Pour plusieurs, les Jeux olympiques de Pékin allaient permettre à la Chine de s’ouvrir sur le monde. Quelques semaines après la cérémonie de clôture, Le Collectif s’est entretenu avec Serge Granger, professeur associé en histoire à l’Université de Sherbrooke et spécialiste de la Chine, afin de connaître les impacts des Jeux olympiques sur ce pays.
François Parenteau
Pour M. Granger, l’événement sportif en tant que tel n’a pas eu vraiment d’impact sur la Chine: «La Chine ne participe aux Jeux olympiques que depuis 1984. Développer des athlètes, en faire une armée pour gagner des médailles d’or, ce n’était pas impossible pour elle. Il n’y a rien d’étonnant à cela», dit-il.
Les mesures environnementales instaurées avant et pendant les Jeux retiennent davantage son attention. «Les mesures pour améliorer l’environnement vont sonner l’alarme dans la société civile chinoise, qui a pu apprécier un ciel bleu durant les trois semaines des Jeux», explique-t-il. «On a fermé des usines polluantes, instauré des mesures pour contrôler le flux automobile et on a demandé aux Pékinois de ne pas utiliser de sources d’énergie polluantes, comme le charbon.

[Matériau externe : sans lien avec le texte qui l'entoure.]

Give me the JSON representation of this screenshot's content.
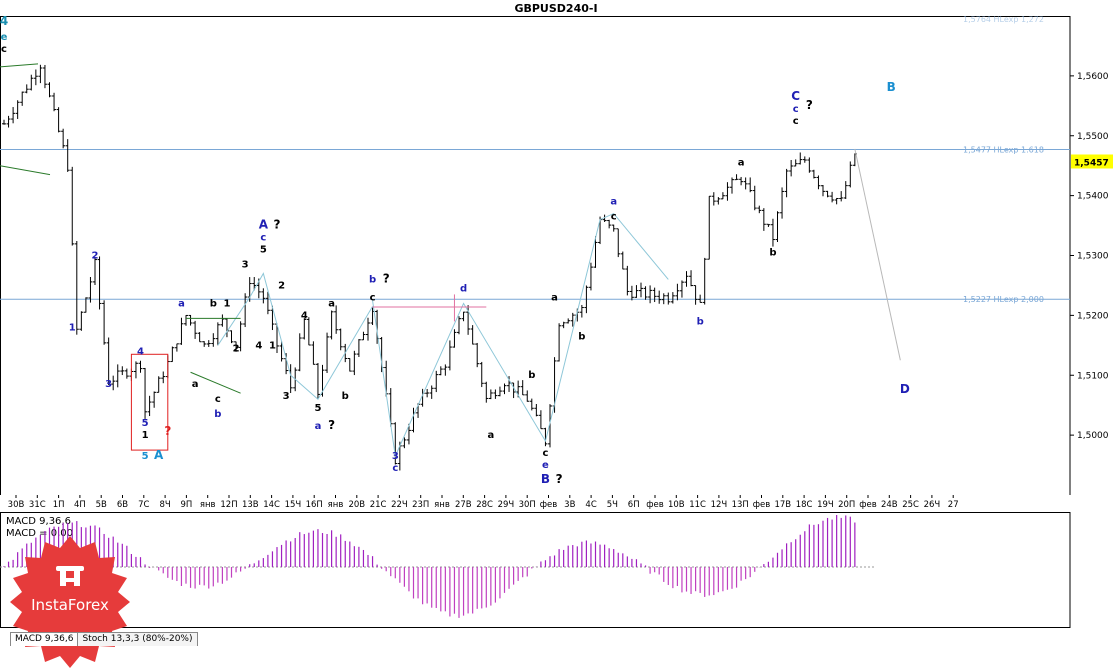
{
  "window": {
    "title": "GBPUSD240-I",
    "tabs": [
      "MACD 9,36,6",
      "Stoch 13,3,3 (80%-20%)"
    ]
  },
  "brand": {
    "name": "InstaForex",
    "color": "#e63b3b"
  },
  "colors": {
    "bull": "#ffffff",
    "bar": "#000000",
    "level_line": "#7aa7d6",
    "wave_blue": "#1f1fb4",
    "wave_cyan": "#1a8fd0",
    "wave_teal": "#1a8fb0",
    "macd_pos": "#a020c0",
    "macd_neg": "#c040c0",
    "price_tag": "#ffff00"
  },
  "chart_data": [
    {
      "type": "candlestick",
      "title": "GBPUSD240-I",
      "ylim": [
        1.49,
        1.57
      ],
      "y_ticks": [
        "1,5600",
        "1,5500",
        "1,5400",
        "1,5300",
        "1,5200",
        "1,5100",
        "1,5000"
      ],
      "y_tick_values": [
        1.56,
        1.55,
        1.54,
        1.53,
        1.52,
        1.51,
        1.5
      ],
      "current_price": {
        "value": 1.5457,
        "label": "1,5457"
      },
      "x_ticks": [
        "30В",
        "31С",
        "1П",
        "4П",
        "5В",
        "6В",
        "7С",
        "8Ч",
        "9П",
        "янв",
        "12П",
        "13В",
        "14С",
        "15Ч",
        "16П",
        "янв",
        "20В",
        "21С",
        "22Ч",
        "23П",
        "янв",
        "27В",
        "28С",
        "29Ч",
        "30П",
        "фев",
        "3В",
        "4С",
        "5Ч",
        "6П",
        "фев",
        "10В",
        "11С",
        "12Ч",
        "13П",
        "фев",
        "17В",
        "18С",
        "19Ч",
        "20П",
        "фев",
        "24В",
        "25С",
        "26Ч",
        "27"
      ],
      "levels": [
        {
          "value": 1.5764,
          "label": "1,5764 HLexp 1,272"
        },
        {
          "value": 1.5477,
          "label": "1,5477 HLexp 1.618"
        },
        {
          "value": 1.5227,
          "label": "1,5227 HLexp 2,000"
        }
      ],
      "wave_labels": [
        {
          "text": "4",
          "x": 0,
          "y": 1.5685,
          "color": "#1a8fb0"
        },
        {
          "text": "e",
          "x": 0,
          "y": 1.566,
          "color": "#1a8fb0"
        },
        {
          "text": "c",
          "x": 0,
          "y": 1.564,
          "color": "#000000"
        },
        {
          "text": "b",
          "x": -6,
          "y": 1.548,
          "color": "#1f1fb4"
        },
        {
          "text": "1",
          "x": 15,
          "y": 1.5175,
          "color": "#1f1fb4"
        },
        {
          "text": "2",
          "x": 20,
          "y": 1.5295,
          "color": "#1f1fb4"
        },
        {
          "text": "3",
          "x": 23,
          "y": 1.508,
          "color": "#1f1fb4"
        },
        {
          "text": "4",
          "x": 30,
          "y": 1.5135,
          "color": "#1f1fb4"
        },
        {
          "text": "5",
          "x": 31,
          "y": 1.5015,
          "color": "#1f1fb4"
        },
        {
          "text": "1",
          "x": 31,
          "y": 1.4995,
          "color": "#000000"
        },
        {
          "text": "?",
          "x": 36,
          "y": 1.5,
          "color": "#e02020"
        },
        {
          "text": "5",
          "x": 31,
          "y": 1.496,
          "color": "#1a8fd0"
        },
        {
          "text": "A",
          "x": 34,
          "y": 1.496,
          "color": "#1a8fd0"
        },
        {
          "text": "a",
          "x": 39,
          "y": 1.5215,
          "color": "#1f1fb4"
        },
        {
          "text": "a",
          "x": 42,
          "y": 1.508,
          "color": "#000000"
        },
        {
          "text": "b",
          "x": 46,
          "y": 1.5215,
          "color": "#000000"
        },
        {
          "text": "1",
          "x": 49,
          "y": 1.5215,
          "color": "#000000"
        },
        {
          "text": "c",
          "x": 47,
          "y": 1.5055,
          "color": "#000000"
        },
        {
          "text": "b",
          "x": 47,
          "y": 1.503,
          "color": "#1f1fb4"
        },
        {
          "text": "2",
          "x": 51,
          "y": 1.514,
          "color": "#000000"
        },
        {
          "text": "3",
          "x": 53,
          "y": 1.528,
          "color": "#000000"
        },
        {
          "text": "A",
          "x": 57,
          "y": 1.5345,
          "color": "#1f1fb4"
        },
        {
          "text": "?",
          "x": 60,
          "y": 1.5345,
          "color": "#000000"
        },
        {
          "text": "c",
          "x": 57,
          "y": 1.5325,
          "color": "#1f1fb4"
        },
        {
          "text": "5",
          "x": 57,
          "y": 1.5305,
          "color": "#000000"
        },
        {
          "text": "4",
          "x": 56,
          "y": 1.5145,
          "color": "#000000"
        },
        {
          "text": "1",
          "x": 59,
          "y": 1.5145,
          "color": "#000000"
        },
        {
          "text": "2",
          "x": 61,
          "y": 1.5245,
          "color": "#000000"
        },
        {
          "text": "4",
          "x": 66,
          "y": 1.5195,
          "color": "#000000"
        },
        {
          "text": "3",
          "x": 62,
          "y": 1.506,
          "color": "#000000"
        },
        {
          "text": "5",
          "x": 69,
          "y": 1.504,
          "color": "#000000"
        },
        {
          "text": "a",
          "x": 72,
          "y": 1.5215,
          "color": "#000000"
        },
        {
          "text": "b",
          "x": 75,
          "y": 1.506,
          "color": "#000000"
        },
        {
          "text": "a",
          "x": 69,
          "y": 1.501,
          "color": "#1f1fb4"
        },
        {
          "text": "?",
          "x": 72,
          "y": 1.501,
          "color": "#000000"
        },
        {
          "text": "b",
          "x": 81,
          "y": 1.5255,
          "color": "#1f1fb4"
        },
        {
          "text": "?",
          "x": 84,
          "y": 1.5255,
          "color": "#000000"
        },
        {
          "text": "c",
          "x": 81,
          "y": 1.5225,
          "color": "#000000"
        },
        {
          "text": "3",
          "x": 86,
          "y": 1.496,
          "color": "#1f1fb4"
        },
        {
          "text": "c",
          "x": 86,
          "y": 1.494,
          "color": "#1f1fb4"
        },
        {
          "text": "d",
          "x": 101,
          "y": 1.524,
          "color": "#1f1fb4"
        },
        {
          "text": "a",
          "x": 107,
          "y": 1.4995,
          "color": "#000000"
        },
        {
          "text": "b",
          "x": 116,
          "y": 1.5095,
          "color": "#000000"
        },
        {
          "text": "c",
          "x": 119,
          "y": 1.4965,
          "color": "#000000"
        },
        {
          "text": "e",
          "x": 119,
          "y": 1.4945,
          "color": "#1f1fb4"
        },
        {
          "text": "B",
          "x": 119,
          "y": 1.492,
          "color": "#1f1fb4"
        },
        {
          "text": "?",
          "x": 122,
          "y": 1.492,
          "color": "#000000"
        },
        {
          "text": "a",
          "x": 121,
          "y": 1.5225,
          "color": "#000000"
        },
        {
          "text": "b",
          "x": 127,
          "y": 1.516,
          "color": "#000000"
        },
        {
          "text": "a",
          "x": 134,
          "y": 1.5385,
          "color": "#1f1fb4"
        },
        {
          "text": "c",
          "x": 134,
          "y": 1.536,
          "color": "#000000"
        },
        {
          "text": "b",
          "x": 153,
          "y": 1.5185,
          "color": "#1f1fb4"
        },
        {
          "text": "a",
          "x": 162,
          "y": 1.545,
          "color": "#000000"
        },
        {
          "text": "b",
          "x": 169,
          "y": 1.53,
          "color": "#000000"
        },
        {
          "text": "C",
          "x": 174,
          "y": 1.556,
          "color": "#1f1fb4"
        },
        {
          "text": "?",
          "x": 177,
          "y": 1.5545,
          "color": "#000000"
        },
        {
          "text": "c",
          "x": 174,
          "y": 1.554,
          "color": "#1f1fb4"
        },
        {
          "text": "c",
          "x": 174,
          "y": 1.552,
          "color": "#000000"
        },
        {
          "text": "B",
          "x": 195,
          "y": 1.5575,
          "color": "#1a8fd0"
        },
        {
          "text": "D",
          "x": 198,
          "y": 1.507,
          "color": "#1f1fb4"
        }
      ],
      "projection": {
        "from": [
          187,
          1.5478
        ],
        "to": [
          197,
          1.5125
        ]
      }
    },
    {
      "type": "bar",
      "name": "MACD",
      "labels": [
        "MACD 9,36,6",
        "MACD = 0,00"
      ]
    }
  ]
}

La population a ainsi vu qu’en faisant des efforts, elle pouvait arriver à des résultats concrets et améliorer son environnement», note M. Granger.
«Quant aux politiciens chinois, ils ont remarqué les ravages environnementaux causés par le développement économique du pays lors des trente dernières années. Ça va les faire réfléchir, tout comme le peuple pékinois», ajoute le professeur.

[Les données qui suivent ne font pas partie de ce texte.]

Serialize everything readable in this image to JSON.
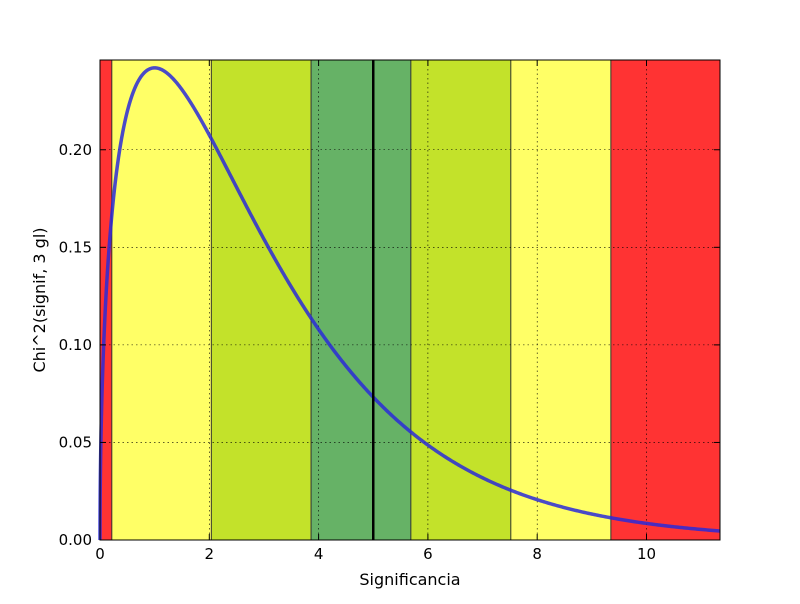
{
  "chart_data": {
    "type": "line",
    "title": "",
    "xlabel": "Significancia",
    "ylabel": "Chi^2(signif, 3 gl)",
    "xlim": [
      0,
      11.345
    ],
    "ylim": [
      0,
      0.246
    ],
    "xticks": [
      0,
      2,
      4,
      6,
      8,
      10
    ],
    "yticks": [
      0.0,
      0.05,
      0.1,
      0.15,
      0.2
    ],
    "xtick_labels": [
      "0",
      "2",
      "4",
      "6",
      "8",
      "10"
    ],
    "ytick_labels": [
      "0.00",
      "0.05",
      "0.10",
      "0.15",
      "0.20"
    ],
    "grid": true,
    "series": [
      {
        "distribution": "chi-square",
        "degrees_of_freedom": 3,
        "color": "#2a2ad8"
      }
    ],
    "bands": [
      {
        "x0": 0.0,
        "x1": 0.216,
        "color": "#ff3333"
      },
      {
        "x0": 0.216,
        "x1": 2.037,
        "color": "#ffff66"
      },
      {
        "x0": 2.037,
        "x1": 3.862,
        "color": "#c3e22a"
      },
      {
        "x0": 3.862,
        "x1": 5.0,
        "color": "#66b266"
      },
      {
        "x0": 5.0,
        "x1": 5.688,
        "color": "#66b266"
      },
      {
        "x0": 5.688,
        "x1": 7.517,
        "color": "#c3e22a"
      },
      {
        "x0": 7.517,
        "x1": 9.348,
        "color": "#ffff66"
      },
      {
        "x0": 9.348,
        "x1": 11.345,
        "color": "#ff3333"
      }
    ],
    "vertical_line": {
      "x": 5.0,
      "color": "#000000"
    }
  }
}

Les mesures prises durant les Jeux ont été abandonnées. «On peut fermer des usines durant trois semaines et donner des vacances aux travailleurs, mais on ne peut pas faire ça de façon permanente», explique M. Granger. D’autres mesures sont toutefois déjà en place. Par exemple, il est maintenant très difficile de se procurer une plaque d’immatriculation pour circuler en Chine. On en octroie beaucoup moins que la demande afin de réguler le parc automobile chinois.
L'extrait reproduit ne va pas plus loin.